NEW YORK, N.Y. – South by Southwest, the sprawling Austin, Texas, conference and festival, was one of the first major gatherings canceled by the coronavirus pandemic. But its organizers, eager to lend a hand to the movies that had been set to premiere at SXSW, on Tuesday went ahead with the festival's film awards.
The announcement Tuesday made for a strange anomaly: prizes handed out, virtually, for a film festival that never happened.
But SXSW and its film director, Janet Pierson, wanted to salvage some of the lost exposure and buzz that are so vital for independent films in securing distribution or stoking word of mouth. SXSW, which had been scheduled to run March 13-22, plays a significant role in boosting the profiles of smaller, scrappy films, along with being a springtime launchpad for Hollywood genre fare.
Most of the high-profile films that had been set to debut at SXSW have reshuffled their release plans. (Judd Apatow's “The King of Staten Island,” with Pete Davidson, had been set to open SXSW.) But the festival was able to proceed with awards for its juried competitions, with self-isolating jurors watching films on screening links and making selections by teleconference.
It took some scrambling. Pierson and the festival had to reach out to dozens of jurors and all of the filmmakers to make sure they were still willing to participate. Some films might have wanted to preserve their “world premiere” status for another festival. But everyone wanted to do it.
"We remain completely devastated for the filmmakers and the whole economy of Austin, and everybody," said Pierson in an interview by phone. “What I've been trying to focus on is that nobody asked for this situation but it's one of these moments of: What happens now? It takes a new layer of creativity in terms of what will happen. Going forward with the awards was one way we thought could help.”
The grand jury prize for narrative feature went to Cooper Raiff's “S—-house,” a micro-budget coming-of-age comedy about a college freshman struggling with the transition. The 22-year-old Raiff wrote, directed, co-edited and stars in the movie. The jurors called it “refreshing and winningly sincere.”
Best documentary feature went to Danish director Katrine Philp's “An Elephant in the Room,” which tracks a group of kids who have lost family members and who are attending a grief counseling center in New Jersey. The category's jury called the film heartbreaking, but also “inspiring, uplifting and — especially in these troubled times — essential.”
The festival also announced its Adam Yauch Hörnblowér Award, a prize begun in 2017 named after the late Beastie Boy to honor a filmmaker with an original voice.
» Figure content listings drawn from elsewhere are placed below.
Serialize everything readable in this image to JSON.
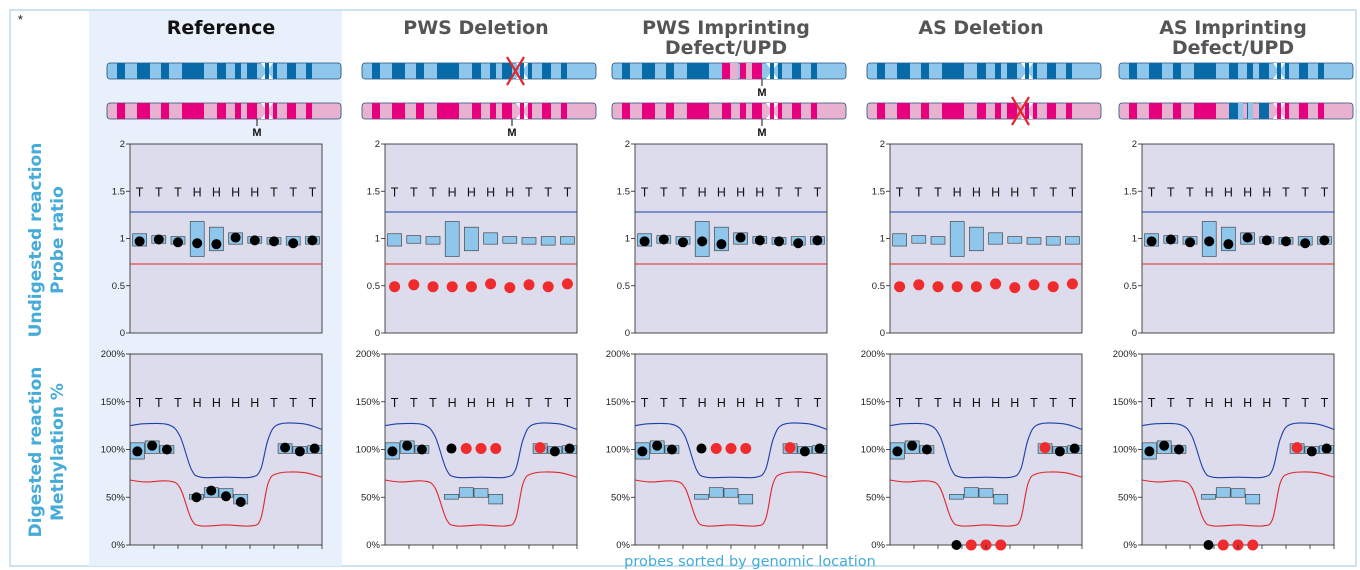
{
  "figure": {
    "corner_mark": "*",
    "xlabel": "probes sorted by genomic location",
    "row_labels": [
      [
        "Undigested reaction",
        "Probe ratio"
      ],
      [
        "Digested reaction",
        "Methylation %"
      ]
    ],
    "maternal_marker": "M",
    "colors": {
      "accent_text": "#45acd9",
      "highlight_bg": "#e8f1fb",
      "plot_bg": "#dcdcec",
      "paternal_dark": "#086aa6",
      "paternal_light": "#8ec6ec",
      "maternal_dark": "#e6007e",
      "maternal_light": "#e9b1d0",
      "upper_threshold": "#1f3fa8",
      "lower_threshold": "#e1262c",
      "measured_normal": "#000000",
      "measured_abnormal": "#ef2b2d",
      "deletion_cross": "#e1262c",
      "reference_boxes": "#8ec6ec"
    }
  },
  "chart_data": {
    "type": "scatter",
    "panels": [
      {
        "title": "Reference",
        "highlight": true,
        "paternal_chromosome": "normal",
        "maternal_chromosome": "normal",
        "m_marks": [
          "maternal"
        ],
        "undigested": {
          "point_color": "normal",
          "points": [
            0.97,
            0.99,
            0.96,
            0.95,
            0.94,
            1.01,
            0.98,
            0.97,
            0.95,
            0.98
          ]
        },
        "digested": {
          "point_color": "normal",
          "points": [
            98,
            104,
            100,
            null,
            50,
            57,
            51,
            45,
            null,
            null,
            102,
            98,
            101
          ]
        }
      },
      {
        "title": "PWS Deletion",
        "highlight": false,
        "paternal_chromosome": "deletion",
        "maternal_chromosome": "normal",
        "m_marks": [
          "maternal"
        ],
        "undigested": {
          "point_color": "abnormal",
          "points": [
            0.49,
            0.51,
            0.49,
            0.49,
            0.49,
            0.52,
            0.48,
            0.51,
            0.49,
            0.52
          ]
        },
        "digested": {
          "point_color": "mixed",
          "points": [
            98,
            104,
            100,
            null,
            101,
            101,
            101,
            101,
            null,
            null,
            102,
            98,
            101
          ],
          "abnormal_points": [
            4,
            5,
            6,
            7
          ]
        }
      },
      {
        "title": "PWS Imprinting Defect/UPD",
        "highlight": false,
        "paternal_chromosome": "maternal-pattern",
        "maternal_chromosome": "normal",
        "m_marks": [
          "paternal",
          "maternal"
        ],
        "undigested": {
          "point_color": "normal",
          "points": [
            0.97,
            0.99,
            0.96,
            0.97,
            0.94,
            1.01,
            0.98,
            0.97,
            0.95,
            0.98
          ]
        },
        "digested": {
          "point_color": "mixed",
          "points": [
            98,
            104,
            100,
            null,
            101,
            101,
            101,
            101,
            null,
            null,
            102,
            98,
            101
          ],
          "abnormal_points": [
            4,
            5,
            6,
            7
          ]
        }
      },
      {
        "title": "AS Deletion",
        "highlight": false,
        "paternal_chromosome": "normal",
        "maternal_chromosome": "deletion",
        "m_marks": [],
        "undigested": {
          "point_color": "abnormal",
          "points": [
            0.49,
            0.51,
            0.49,
            0.49,
            0.49,
            0.52,
            0.48,
            0.51,
            0.49,
            0.52
          ]
        },
        "digested": {
          "point_color": "mixed",
          "points": [
            98,
            104,
            100,
            null,
            0,
            0,
            0,
            0,
            null,
            null,
            102,
            98,
            101
          ],
          "abnormal_points": [
            4,
            5,
            6,
            7
          ]
        }
      },
      {
        "title": "AS Imprinting Defect/UPD",
        "highlight": false,
        "paternal_chromosome": "normal",
        "maternal_chromosome": "paternal-pattern",
        "m_marks": [],
        "undigested": {
          "point_color": "normal",
          "points": [
            0.97,
            0.99,
            0.96,
            0.97,
            0.94,
            1.01,
            0.98,
            0.97,
            0.95,
            0.98
          ]
        },
        "digested": {
          "point_color": "mixed",
          "points": [
            98,
            104,
            100,
            null,
            0,
            0,
            0,
            0,
            null,
            null,
            102,
            98,
            101
          ],
          "abnormal_points": [
            4,
            5,
            6,
            7
          ]
        }
      }
    ],
    "undigested_axis": {
      "ylim": [
        0,
        2
      ],
      "ticks": [
        "0",
        "0.5",
        "1",
        "1.5",
        "2"
      ],
      "tick_values": [
        0,
        0.5,
        1,
        1.5,
        2
      ],
      "probe_labels": [
        "T",
        "T",
        "T",
        "H",
        "H",
        "H",
        "H",
        "T",
        "T",
        "T"
      ],
      "upper_threshold": 1.28,
      "lower_threshold": 0.73,
      "reference_boxes": [
        [
          0.92,
          1.05
        ],
        [
          0.95,
          1.03
        ],
        [
          0.94,
          1.02
        ],
        [
          0.81,
          1.18
        ],
        [
          0.87,
          1.12
        ],
        [
          0.94,
          1.06
        ],
        [
          0.95,
          1.02
        ],
        [
          0.94,
          1.01
        ],
        [
          0.93,
          1.02
        ],
        [
          0.94,
          1.02
        ]
      ]
    },
    "digested_axis": {
      "ylim": [
        0,
        200
      ],
      "ticks": [
        "0%",
        "50%",
        "100%",
        "150%",
        "200%"
      ],
      "tick_values": [
        0,
        50,
        100,
        150,
        200
      ],
      "probe_labels": [
        "T",
        "T",
        "T",
        "H",
        "H",
        "H",
        "H",
        "T",
        "T",
        "T"
      ],
      "reference_boxes": [
        [
          90,
          107
        ],
        [
          96,
          109
        ],
        [
          96,
          104
        ],
        null,
        [
          48,
          53
        ],
        [
          50,
          60
        ],
        [
          50,
          59
        ],
        [
          43,
          53
        ],
        null,
        null,
        [
          96,
          106
        ],
        [
          96,
          103
        ],
        [
          96,
          104
        ]
      ],
      "upper_threshold_curve": [
        [
          0,
          125
        ],
        [
          0.08,
          127
        ],
        [
          0.2,
          126
        ],
        [
          0.26,
          114
        ],
        [
          0.32,
          79
        ],
        [
          0.37,
          71
        ],
        [
          0.5,
          71
        ],
        [
          0.63,
          71
        ],
        [
          0.68,
          79
        ],
        [
          0.72,
          111
        ],
        [
          0.77,
          126
        ],
        [
          0.9,
          127
        ],
        [
          1,
          121
        ]
      ],
      "lower_threshold_curve": [
        [
          0,
          68
        ],
        [
          0.08,
          66
        ],
        [
          0.2,
          67
        ],
        [
          0.26,
          60
        ],
        [
          0.32,
          27
        ],
        [
          0.37,
          20
        ],
        [
          0.5,
          21
        ],
        [
          0.63,
          20
        ],
        [
          0.68,
          27
        ],
        [
          0.72,
          65
        ],
        [
          0.77,
          75
        ],
        [
          0.9,
          76
        ],
        [
          1,
          71
        ]
      ]
    }
  }
}
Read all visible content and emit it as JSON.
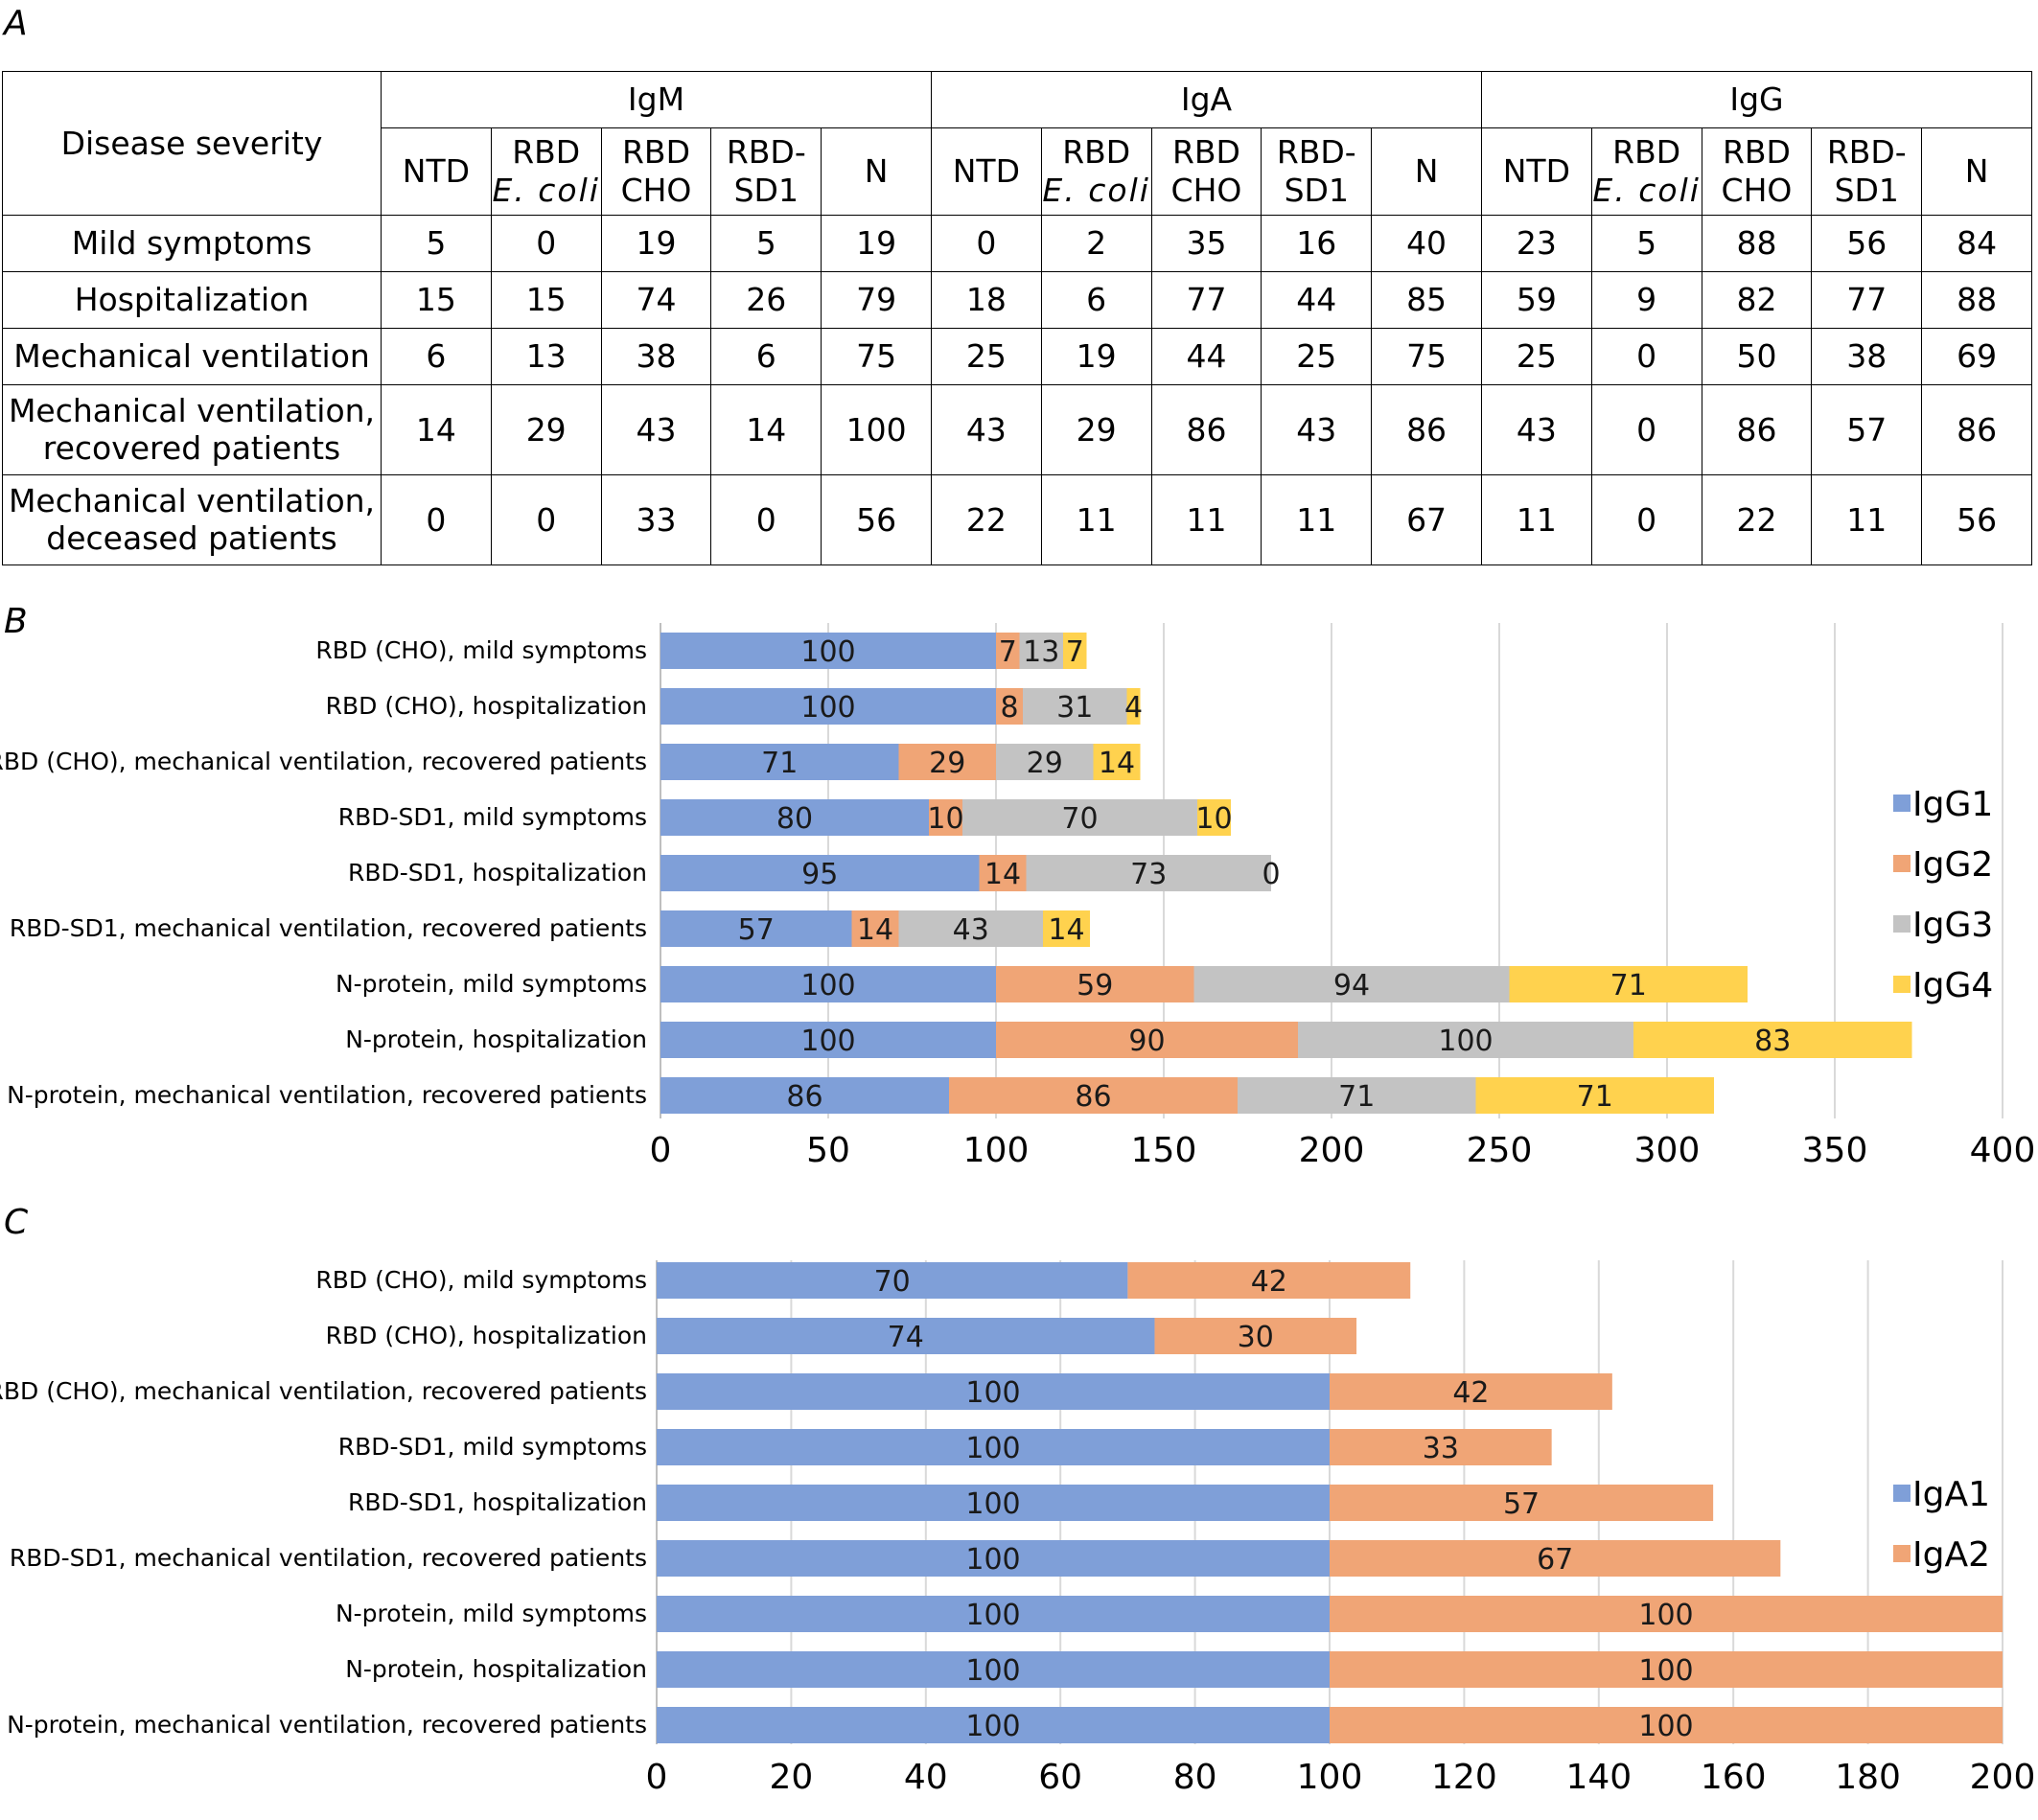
{
  "panel_labels": {
    "a": "A",
    "b": "B",
    "c": "C"
  },
  "table": {
    "corner_header": "Disease severity",
    "groups": [
      "IgM",
      "IgA",
      "IgG"
    ],
    "subheaders": [
      {
        "line1": "NTD",
        "line2": ""
      },
      {
        "line1": "RBD",
        "line2": "E. coli"
      },
      {
        "line1": "RBD",
        "line2": "CHO"
      },
      {
        "line1": "RBD-",
        "line2": "SD1"
      },
      {
        "line1": "N",
        "line2": ""
      }
    ],
    "rows": [
      {
        "label": "Mild symptoms",
        "values": [
          "5",
          "0",
          "19",
          "5",
          "19",
          "0",
          "2",
          "35",
          "16",
          "40",
          "23",
          "5",
          "88",
          "56",
          "84"
        ]
      },
      {
        "label": "Hospitalization",
        "values": [
          "15",
          "15",
          "74",
          "26",
          "79",
          "18",
          "6",
          "77",
          "44",
          "85",
          "59",
          "9",
          "82",
          "77",
          "88"
        ]
      },
      {
        "label": "Mechanical ventilation",
        "values": [
          "6",
          "13",
          "38",
          "6",
          "75",
          "25",
          "19",
          "44",
          "25",
          "75",
          "25",
          "0",
          "50",
          "38",
          "69"
        ]
      },
      {
        "label": "Mechanical ventilation, recovered patients",
        "values": [
          "14",
          "29",
          "43",
          "14",
          "100",
          "43",
          "29",
          "86",
          "43",
          "86",
          "43",
          "0",
          "86",
          "57",
          "86"
        ]
      },
      {
        "label": "Mechanical ventilation, deceased patients",
        "values": [
          "0",
          "0",
          "33",
          "0",
          "56",
          "22",
          "11",
          "11",
          "11",
          "67",
          "11",
          "0",
          "22",
          "11",
          "56"
        ]
      }
    ]
  },
  "chart_data": [
    {
      "type": "bar",
      "orientation": "horizontal",
      "stacked": true,
      "panel": "B",
      "categories": [
        "RBD (CHO), mild symptoms",
        "RBD (CHO), hospitalization",
        "RBD (CHO), mechanical ventilation, recovered patients",
        "RBD-SD1, mild symptoms",
        "RBD-SD1, hospitalization",
        "RBD-SD1, mechanical ventilation, recovered patients",
        "N-protein, mild symptoms",
        "N-protein, hospitalization",
        "N-protein, mechanical ventilation, recovered patients"
      ],
      "series": [
        {
          "name": "IgG1",
          "color": "#7f9fd8",
          "values": [
            100,
            100,
            71,
            80,
            95,
            57,
            100,
            100,
            86
          ]
        },
        {
          "name": "IgG2",
          "color": "#f0a576",
          "values": [
            7,
            8,
            29,
            10,
            14,
            14,
            59,
            90,
            86
          ]
        },
        {
          "name": "IgG3",
          "color": "#c3c3c3",
          "values": [
            13,
            31,
            29,
            70,
            73,
            43,
            94,
            100,
            71
          ]
        },
        {
          "name": "IgG4",
          "color": "#ffd24e",
          "values": [
            7,
            4,
            14,
            10,
            0,
            14,
            71,
            83,
            71
          ]
        }
      ],
      "xlim": [
        0,
        400
      ],
      "xticks": [
        0,
        50,
        100,
        150,
        200,
        250,
        300,
        350,
        400
      ],
      "grid": true,
      "legend": "right"
    },
    {
      "type": "bar",
      "orientation": "horizontal",
      "stacked": true,
      "panel": "C",
      "categories": [
        "RBD (CHO), mild symptoms",
        "RBD (CHO), hospitalization",
        "RBD (CHO), mechanical ventilation, recovered patients",
        "RBD-SD1, mild symptoms",
        "RBD-SD1, hospitalization",
        "RBD-SD1, mechanical ventilation, recovered patients",
        "N-protein, mild symptoms",
        "N-protein, hospitalization",
        "N-protein, mechanical ventilation, recovered patients"
      ],
      "series": [
        {
          "name": "IgA1",
          "color": "#7f9fd8",
          "values": [
            70,
            74,
            100,
            100,
            100,
            100,
            100,
            100,
            100
          ]
        },
        {
          "name": "IgA2",
          "color": "#f0a576",
          "values": [
            42,
            30,
            42,
            33,
            57,
            67,
            100,
            100,
            100
          ]
        }
      ],
      "xlim": [
        0,
        200
      ],
      "xticks": [
        0,
        20,
        40,
        60,
        80,
        100,
        120,
        140,
        160,
        180,
        200
      ],
      "grid": true,
      "legend": "right"
    }
  ]
}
The award was given to Frank Oz's “In and of Itself," a documentary of magician Derek DelGaudio’s show.
The pandemic has forced other festivals, including France's Cannes Film Festival and New York's Tribeca Film Festival, to postpone. Cannes organizers hope to put the festival on in June or July. Tribeca, which hasn't announced new plans, is releasing a short film a day on its website over the next month.
SXSW, which also features interactive and music festivals, was canceled entirely just a week before it was to begin when the Austin government — to prepare for a spike in infections — declared a local disaster and urged against large gatherings.
The cancellation of an annual event that attracts more than 100,000 people to Austin had enormous repercussions on the Texas capital's businesses, along with the hundreds of films, bands and start-ups that hoped SXSW would be their big break. Immediately after the cancellation, SXSW laid off about one-third of its staff, or around 50 people.
"When we were canceled by the city, we were ready to go forward. We were going to put on our best," said Pierson, who supported the city's decision. Asked whether's she's confident SXSW will be able to weather such a last-minute cancellation and return next year intact, she hesitated.
“I'm not confident about anything right now," said Pierson, who has headed film at SXSW for the last 12 years. "I'm just taking it one day at a time and being curious and hopeful. I never saw this coming and I don't know what the effects will be."
But she's been buoyed by the outpouring of support following the cancellation. And Pierson hopes the awards will give some of the festival's program a modicum of the attention they would have received in Austin. Eight of the 10 award winners were first-time filmmakers, she noted. A full list of awards can be found at Sxsw.com.
SXSW couldn't go ahead with every award it usually gives out. One that it couldn't announce Tuesday: the festival's audience award.